• Vega Baja regions (Alicante) under Military Zone area as new house buyers apply for Military licence
  • Quote: ‘Cartagena is one of Spain’s important Naval bases which includes the delimitation line from Cabo Cervera in Torrevieja to Punta Negra, Mazarron; also running through San Miguel de Salinas, Torrevieja, Orihuela, and Pilar de la Horadada’.

By Andrew Atkinson

New buyers of properties in Spain from countries outside the EU face applying for a Military licence under a law that came into force in 1975.

Zones of interest for National Defence run along the coast of Spain including the Costa Blanca and Costa Calida regions.

The Military licence was introduced by General Franco which was enshrined in Royal Decree 689 of 1978.

Documentation from potential purchasers outside the EU are forwarded to the Military authorities in Barcelona in the case of the Costa Blanca and in Sevilla for Murcia.

The Vega Baja regions (Alicante) are under the Military Zone area.

Cartagena is one of Spain’s important Naval bases which includes the delimitation line from Cabo Cervera in Torrevieja to Punta Negra, Mazarron; also running through San Miguel de Salinas, Torrevieja, Orihuela, and Pilar de la Horadada.

The Military licence affects about 1,500 municipalities in Spain. The areas included in the 1975 law are called ‘areas of restricted access to ownership by foreigners’ and its limitations are applied, solely to rural land, not to urban land.

Non-EU citizens cannot buy rural land without Military authorisation, due to a law dating back to 1975, which has specific consequences when it comes to buying this type of land.

The Ministry of Defence has the right to oversee the purchase of properties by non-EU foreigners.

Obtaining a Military authorisation beforehand is a compulsory requisite for a successful purchase operation.
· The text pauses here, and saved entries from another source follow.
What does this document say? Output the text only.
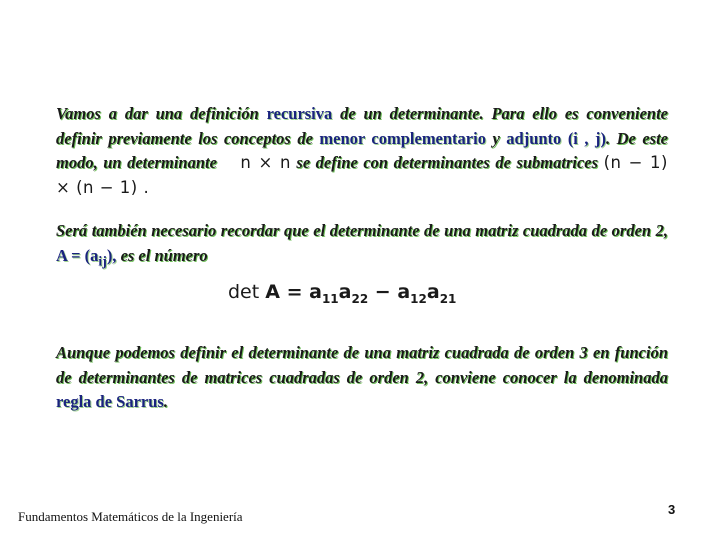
Vamos a dar una definición recursiva de un determinante. Para ello es conveniente definir previamente los conceptos de menor complementario y adjunto (i , j). De este modo, un determinante n × n se define con determinantes de submatrices (n − 1) × (n − 1) .

Será también necesario recordar que el determinante de una matriz cuadrada de orden 2, $A = (a_{ij})$, es el número

$\det A = a_{11}a_{22} - a_{12}a_{21}$

Aunque podemos definir el determinante de una matriz cuadrada de orden 3 en función de determinantes de matrices cuadradas de orden 2, conviene conocer la denominada regla de Sarrus.

Fundamentos Matemáticos de la Ingeniería	3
If you do not have such an authorisation when it comes to signing the deed, the Notary will refuse to notarize the purchase contract and thus the buyer will not be registered as the new owner in the Property Registry.

After Spain became part of the European Community, citizens from member states were placed on the same level as Spanish ones, which meant they were exonerated from requesting the Military authorisation from the Ministry of Defence, as they are citizens from countries that do not belong to the EU, but do belong to the Schengen area (Iceland, Norway and Sweden).

The regulations apply also to legal persons, which means that a Spanish Limited Society that is made up by more than 50% of physical persons who are non-EU or non-Schengen citizens will also require a Military authorisation in order to buy land located in a restricted area.

With British citizens leaving the EU after Brexit on January 1, an English buyer will have to request a Military authorisation if they want to buy a rural property.

To get a Military license you will need:

– A notarised photocopy of the applicant’s passport.

– A criminal record certificate from the country where the person normally resides.

– A map with the location of the property where the distance to the closest military installation must be indicated.

– A detailed description of the property according to the Property Registry.

Spain and the UK are continuing discussions surrounding National security and Defence since leaving the EU at the turn of the year.